Oil and Metals Advance on Geopolitical Shock

WTI and Brent jump over 7% after Iran-related headlines while gold and silver advance. Bond yields edge higher with limited cross-asset confirmation.

Oil and Metals Advance on Geopolitical Shock

March 2, 2026

Crude oil surged more than 7% in the latest session, marking one of the largest single-day moves this quarter. WTI rose to $71.98 (+7.40%) while Brent advanced to $78.66 (+7.95%) following reports of U.S. strikes on Iran.

Intraday trading in Asia saw spikes reportedly reaching as high as 13% before moderating.

The move represents a sharp expansion in energy risk premium rather than a confirmed structural supply shift.

Energy Leads, Natural Gas Diverges

The oil rally was concentrated in crude benchmarks. Natural gas declined slightly to $3.02 (−0.46%), suggesting the shock was geopolitical rather than broad-based across the energy complex.

With no full futures strip available, curve structure cannot be definitively classified. Independent validation would require confirmation across multiple maturities.

Gold and Silver Advance Despite Higher Yields

Gold rose 0.97% to 4,926.35 while silver gained 2.59%. The advance occurred even as the U.S. 10-year Treasury yield moved up to 3.97% (+2 bps).

This indicates that geopolitical sensitivity temporarily outweighed rate-driven pressure typically observed in precious metals.

Copper declined 0.30%, highlighting divergence between safe-haven flows and industrial demand expectations.

Agriculture Shows Limited Spillover

Corn rose 0.23% and wheat declined 0.21%. Price movements under 0.3% indicate the oil shock did not meaningfully transmit into agricultural contracts during this session.

Bond Market Reaction Remains Contained

Despite the sharp oil move, Treasury yields rose only modestly. The 2Y–10Y spread narrowed slightly to 0.59%.

Dollar data was unavailable in the latest dataset, limiting full confirmation of cross-asset participation.

Correlation is observable; causation is not conclusively established.

Technical Context

Single-session gains above 7% in WTI and Brent place crude near late-2025 highs that previously acted as resistance.

However, technical structure requires confirmation beyond magnitude expansion. Volume and follow-through would determine whether the move reflects temporary volatility or broader regime adjustment.

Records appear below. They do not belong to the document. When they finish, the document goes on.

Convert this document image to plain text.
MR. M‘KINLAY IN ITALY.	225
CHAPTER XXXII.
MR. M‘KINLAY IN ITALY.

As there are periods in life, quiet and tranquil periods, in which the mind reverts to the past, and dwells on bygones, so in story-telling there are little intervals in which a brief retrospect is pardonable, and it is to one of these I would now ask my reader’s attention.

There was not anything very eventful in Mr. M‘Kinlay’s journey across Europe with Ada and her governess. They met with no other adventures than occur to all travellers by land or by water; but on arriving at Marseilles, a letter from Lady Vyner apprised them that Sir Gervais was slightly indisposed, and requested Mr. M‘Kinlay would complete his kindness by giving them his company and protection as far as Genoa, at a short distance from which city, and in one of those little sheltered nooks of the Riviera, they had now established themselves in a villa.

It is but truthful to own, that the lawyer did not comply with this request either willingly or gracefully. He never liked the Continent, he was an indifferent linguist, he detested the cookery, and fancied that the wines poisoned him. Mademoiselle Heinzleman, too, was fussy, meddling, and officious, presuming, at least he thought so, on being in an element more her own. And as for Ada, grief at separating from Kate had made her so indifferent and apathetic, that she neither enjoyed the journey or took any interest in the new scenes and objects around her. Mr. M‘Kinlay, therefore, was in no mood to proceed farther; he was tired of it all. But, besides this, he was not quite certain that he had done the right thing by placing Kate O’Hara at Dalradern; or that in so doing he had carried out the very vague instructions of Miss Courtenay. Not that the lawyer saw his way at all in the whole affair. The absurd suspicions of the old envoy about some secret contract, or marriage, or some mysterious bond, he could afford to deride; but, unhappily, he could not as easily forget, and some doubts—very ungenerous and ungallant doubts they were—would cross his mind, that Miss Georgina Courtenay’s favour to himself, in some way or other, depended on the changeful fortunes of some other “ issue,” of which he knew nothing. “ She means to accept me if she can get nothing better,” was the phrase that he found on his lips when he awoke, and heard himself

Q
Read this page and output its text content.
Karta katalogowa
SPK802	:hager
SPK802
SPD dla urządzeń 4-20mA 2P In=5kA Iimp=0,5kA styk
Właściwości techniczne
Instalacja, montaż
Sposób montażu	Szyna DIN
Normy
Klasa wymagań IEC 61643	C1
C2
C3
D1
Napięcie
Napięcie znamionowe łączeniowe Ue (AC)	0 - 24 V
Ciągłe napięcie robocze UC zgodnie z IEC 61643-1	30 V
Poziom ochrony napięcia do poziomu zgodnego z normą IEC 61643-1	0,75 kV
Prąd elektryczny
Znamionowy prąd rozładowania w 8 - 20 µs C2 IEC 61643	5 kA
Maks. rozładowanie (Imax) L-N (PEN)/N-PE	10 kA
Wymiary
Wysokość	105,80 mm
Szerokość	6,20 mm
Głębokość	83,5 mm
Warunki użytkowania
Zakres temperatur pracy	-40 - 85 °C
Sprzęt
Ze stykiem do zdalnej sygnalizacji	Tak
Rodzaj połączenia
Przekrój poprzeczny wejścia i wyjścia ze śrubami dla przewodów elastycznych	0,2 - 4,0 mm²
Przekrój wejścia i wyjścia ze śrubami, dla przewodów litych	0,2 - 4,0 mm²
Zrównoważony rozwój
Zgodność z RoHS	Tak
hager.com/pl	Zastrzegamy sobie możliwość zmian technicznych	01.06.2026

Broader Market Implication

Oil → Inflation Expectations → Yields → Equities.

Elevated crude prices can increase inflation sensitivity, potentially influencing bond markets and equity sector rotation. Today’s limited yield response suggests markets are assessing the event rather than pricing a sustained macro shift.

Structural Takeaway

The dominant development was concentrated in crude oil. Precious metals showed supportive participation, while industrial metals and agriculture remained comparatively restrained.

Cross-asset confirmation remains partial. Further structural clarity will depend on positioning updates and futures curve development rather than a single high-magnitude session.